Na política doméstica, Obama tranquilizou os empresários, escolhendo para principal conselheiro económico Jason Furman, um suposto liberal académico, conhecido pela defesa das políticas laborais da Wal-Mart. E claro, Obama, apesar de se apresentar como um outsider de Washington, escolheu como seu vice-presidente Joe Biden, o perfeito senador insider.

Essa abordagem de Obama para todos os gostos abriu as portas à recuperação de John McCain. A seguir à Convenção Nacional Republicana, ele e a sua vice-presidente, Sarah Palin, a favorita da Direita Religiosa, até ultrapassaram Obama nalgumas sondagens de opinião.

Esta vantagem teria provavelmente desaparecido à medida em que os eleitores se familiarizassem com as políticas de extrema-direita de Palin e com as multidões racistas nos eventos da campanha republicana.

Mas a crise financeira de Wall Street atingiu um novo patamar crítico, e desde então McCain entrou em queda livre, porque os eleitores culpam os republicanos pelo pânico financeiro. Por mais distância que McCain e Palin pretendam colocar entre si e George W. Bush, o partido Republicano é cada vez mais visto como nos primeiros dias da Grande Depressão sob a presidência de Herbert Hoover - como sendo o responsável pela chegada de tempos difíceis.

O resultado é que Obama e os democratas podem cavalgar uma esmagadora onda de raiva - e de esperança - que os conduzam à Casa Branca.

Mas Obama não merece o voto das pessoas que estão comprometidas com as políticas independentes da classe trabalhadora e com a transformação social fundamental. A "mudança" que propõe está dentro de limites estritos que são aceitáveis pelos financiadores empresariais da sua campanha e pelas figuras políticas proeminentes que o apoiaram, como o general na reserva e ex-Secretário de Estado Colin Powell, que promoveu agressivamente a guerra do Iraque, à qual Obama se opôs.

Uma grande vitória democrata não significa necessariamente "um período de ascendência descontrolada da ala esquerda" como sugere o Wall Street Journal. Os anos de 1933 e 1965 citados pelo Journal como precedentes de hoje foram anos de mudança mundial não devido aos presidentes que assumiram funções, mas por causa da pressão de massas vinda de baixo - as agitações do movimento da classe trabalhadora na década de 1930 e do movimento dos direitos civis na década de 1960.

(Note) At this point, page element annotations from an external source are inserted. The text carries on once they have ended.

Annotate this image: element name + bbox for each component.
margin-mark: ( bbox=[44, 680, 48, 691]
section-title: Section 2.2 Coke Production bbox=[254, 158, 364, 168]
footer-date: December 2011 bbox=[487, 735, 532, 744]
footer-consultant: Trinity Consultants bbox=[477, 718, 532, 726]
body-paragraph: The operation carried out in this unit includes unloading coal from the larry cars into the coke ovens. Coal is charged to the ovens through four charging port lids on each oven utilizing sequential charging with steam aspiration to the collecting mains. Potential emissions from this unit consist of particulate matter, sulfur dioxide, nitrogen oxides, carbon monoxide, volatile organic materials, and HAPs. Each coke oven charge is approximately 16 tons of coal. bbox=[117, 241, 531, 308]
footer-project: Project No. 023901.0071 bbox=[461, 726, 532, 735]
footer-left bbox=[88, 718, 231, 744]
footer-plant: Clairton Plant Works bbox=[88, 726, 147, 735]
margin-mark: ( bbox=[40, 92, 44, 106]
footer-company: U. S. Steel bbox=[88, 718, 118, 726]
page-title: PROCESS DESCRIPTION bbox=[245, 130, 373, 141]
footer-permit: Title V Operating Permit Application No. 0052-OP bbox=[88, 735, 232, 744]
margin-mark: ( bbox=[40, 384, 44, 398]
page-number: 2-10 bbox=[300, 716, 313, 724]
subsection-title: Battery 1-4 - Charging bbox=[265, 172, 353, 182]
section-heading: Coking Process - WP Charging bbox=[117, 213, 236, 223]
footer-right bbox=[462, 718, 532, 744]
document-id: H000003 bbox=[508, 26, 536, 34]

Existe actualmente uma dinâmica semelhante. Uma grande vitória de Obama vai aumentar as expectativas de mudança - mas se ela é ou não alcançada, depende do nível da política, da organização e da luta vindos de baixo.

Tradução de Joana Valdez

1Atraso propositado de uma discussão ou debate; o senador prolonga o seu discurso indefinidamente para tentar evitar uma tomada de decisão.